Num contexto cada vez mais digital, e onde quase todas as interações dependem de uma ligação à internet, a União Europeia tem vindo a criar um vasto conjunto de molduras legais, não só para regular a atividade no digital, mas também para que os responsáveis por essas atividades digitais adotem políticas de segurança e de cibersegurança eficazes.

Quando lançou o famoso Regulamento Geral de Proteção de Dados (RGPD), a EU foi pioneira a regular a titularidade dos dados, o novo petróleo, segundo dizem, e, uma das formas que encontrou para o fazer foi criar uma sanção significativa para quem não cumprir essas regras. Na altura, a multa que pode ir até aos 4% do volume de negócios gerou alarme. O número é um tanto ou quanto assustador, mas, o que deixou no ar, na altura, alguma preocupação, foi o de como seria decidido e por quem seria feita a aplicação dessas coimas.

Acontece que, anos depois, e após várias iniciativas legislativas em torno da cibersegurança, eis que chega a nova versão da Diretiva Comunitária NIS 2, cuja moldura sancionatória prevês uma medida semelhante à do RGPD. Ou seja, multas que podem ir até 2% do volume de negócios dos infratores.

E se a cibersegurança já era uma dor de cabeça “tecnológica” para os gestores e para os CISOs (responsáveis de cibersegurança), desde logo pela dimensão global e geopolítica que o cibercrime alcançou, as várias legislações entretanto publicadas criaram um layer administrativo-jurídico que veio densificar e dificultar o processo de decisão e o modelo de gestão desta importante componente de proteção dos ativos digitais expostos.

Mais recentemente, soubemos que na UE houve acordo em relação aos princípios para a criação de uma Lei para a Inteligência Artificial (IA), que inclui uma componente importante dedicada cibersegurança, nomeadamente na necessidade de garantir que os modelos de IA são seguros.
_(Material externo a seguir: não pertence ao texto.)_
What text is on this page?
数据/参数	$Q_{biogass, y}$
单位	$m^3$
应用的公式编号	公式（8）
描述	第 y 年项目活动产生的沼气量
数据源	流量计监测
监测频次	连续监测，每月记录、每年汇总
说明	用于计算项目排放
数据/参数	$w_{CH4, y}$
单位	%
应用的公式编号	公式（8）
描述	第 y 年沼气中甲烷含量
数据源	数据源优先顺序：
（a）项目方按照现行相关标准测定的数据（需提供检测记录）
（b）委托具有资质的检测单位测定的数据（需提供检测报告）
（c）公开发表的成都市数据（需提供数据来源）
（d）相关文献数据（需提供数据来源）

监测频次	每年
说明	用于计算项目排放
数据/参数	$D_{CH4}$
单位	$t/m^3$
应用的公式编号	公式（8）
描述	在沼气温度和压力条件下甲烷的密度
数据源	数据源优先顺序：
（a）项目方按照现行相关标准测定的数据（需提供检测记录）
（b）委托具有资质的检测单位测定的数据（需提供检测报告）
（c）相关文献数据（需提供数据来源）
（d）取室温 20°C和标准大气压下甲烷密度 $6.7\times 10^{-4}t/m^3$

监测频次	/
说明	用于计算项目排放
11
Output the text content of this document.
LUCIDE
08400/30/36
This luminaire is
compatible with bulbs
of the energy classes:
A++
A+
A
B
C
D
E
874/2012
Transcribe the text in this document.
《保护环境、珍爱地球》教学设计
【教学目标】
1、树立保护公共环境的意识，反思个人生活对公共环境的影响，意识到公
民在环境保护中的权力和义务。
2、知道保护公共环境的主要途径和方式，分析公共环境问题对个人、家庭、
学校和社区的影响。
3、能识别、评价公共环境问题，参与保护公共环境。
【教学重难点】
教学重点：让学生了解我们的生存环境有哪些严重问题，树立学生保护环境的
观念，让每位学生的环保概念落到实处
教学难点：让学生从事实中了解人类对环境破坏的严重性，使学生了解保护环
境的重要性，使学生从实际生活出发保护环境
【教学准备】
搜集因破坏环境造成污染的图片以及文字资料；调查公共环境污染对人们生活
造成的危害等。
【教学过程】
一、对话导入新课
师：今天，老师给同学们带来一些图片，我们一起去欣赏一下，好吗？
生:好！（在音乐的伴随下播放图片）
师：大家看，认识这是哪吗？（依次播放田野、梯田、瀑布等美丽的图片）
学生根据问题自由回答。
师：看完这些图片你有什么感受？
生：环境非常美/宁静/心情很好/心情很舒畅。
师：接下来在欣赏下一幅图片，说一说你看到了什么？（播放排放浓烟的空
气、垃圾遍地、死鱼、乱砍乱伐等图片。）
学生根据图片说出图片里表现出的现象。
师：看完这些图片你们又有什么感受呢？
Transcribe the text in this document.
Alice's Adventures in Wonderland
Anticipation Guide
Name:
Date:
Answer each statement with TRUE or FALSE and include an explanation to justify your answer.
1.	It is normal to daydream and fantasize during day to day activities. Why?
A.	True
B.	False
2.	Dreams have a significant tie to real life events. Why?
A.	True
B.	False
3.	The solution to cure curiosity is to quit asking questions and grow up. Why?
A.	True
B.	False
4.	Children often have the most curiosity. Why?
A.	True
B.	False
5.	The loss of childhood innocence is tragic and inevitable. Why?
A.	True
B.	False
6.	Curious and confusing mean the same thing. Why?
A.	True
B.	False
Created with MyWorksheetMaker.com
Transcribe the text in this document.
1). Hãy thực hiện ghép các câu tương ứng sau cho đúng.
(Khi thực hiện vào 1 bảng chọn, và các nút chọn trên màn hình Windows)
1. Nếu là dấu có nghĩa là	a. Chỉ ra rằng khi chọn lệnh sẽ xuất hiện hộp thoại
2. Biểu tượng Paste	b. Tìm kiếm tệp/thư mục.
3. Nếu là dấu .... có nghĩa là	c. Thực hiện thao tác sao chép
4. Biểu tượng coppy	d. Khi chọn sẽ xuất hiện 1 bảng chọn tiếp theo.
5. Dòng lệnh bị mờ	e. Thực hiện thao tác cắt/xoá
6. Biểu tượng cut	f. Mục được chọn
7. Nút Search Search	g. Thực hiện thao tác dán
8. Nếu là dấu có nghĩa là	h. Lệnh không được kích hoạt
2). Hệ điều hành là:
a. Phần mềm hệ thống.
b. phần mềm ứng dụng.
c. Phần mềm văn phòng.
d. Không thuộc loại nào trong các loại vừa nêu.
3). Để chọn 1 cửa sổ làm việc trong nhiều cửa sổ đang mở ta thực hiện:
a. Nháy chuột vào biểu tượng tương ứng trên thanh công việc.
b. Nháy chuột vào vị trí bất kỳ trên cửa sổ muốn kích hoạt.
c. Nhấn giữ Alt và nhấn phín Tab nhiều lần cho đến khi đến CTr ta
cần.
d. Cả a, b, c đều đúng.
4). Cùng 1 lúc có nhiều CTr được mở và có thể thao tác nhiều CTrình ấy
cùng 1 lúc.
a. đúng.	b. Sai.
Por outro lado, a proposta permite antecipar uma pressão extra sobre as equipas de segurança pela exigência que faz ao nível dos testes contra vários tipos de riscos.

Contudo, o que sabemos, também, é que a única coisa que poderá impedir um ciberataque comandado por IA serão soluções de cibersegurança baseadas em IA. Ou seja, este jogo “do gato e do rato” da cibersegurança já depende de hackers éticos autónomos baseados em IA que monitorizam as chamadas superfícies de ataque – ou ativos digitais – para identificar vulnerabilidades em tempo real e, assim, permitir que se atue proactivamente para impedir a concretização de ataques.

Aliás, é por isso que o primeiro passa é mesmo o de fazer o inventário destes ativos digitais expostos, que é já uma obrigação legal e com prazo definido para entrega ao Centro Nacional de Cibersegurança (CNCS).

Contudo, estas imposições não devem ser vistas apenas como uma obrigação, mas como uma ferramenta para as empresas poderem implementar estratégias robustas de ciberdefesa adequadas à sua “dimensão digital”.

O cibercrime já deixou de ser apenas uma questão de engenharia social, dependente do fator humano e tem, cada vez mais, origem em tentativas maliciosas automatizadas.

E o melhor agente para combater essa evolução só mesmo um hacker ético simbiótico, capaz de combinar a inteligência natural do ser humano com a inteligência artificial da máquina.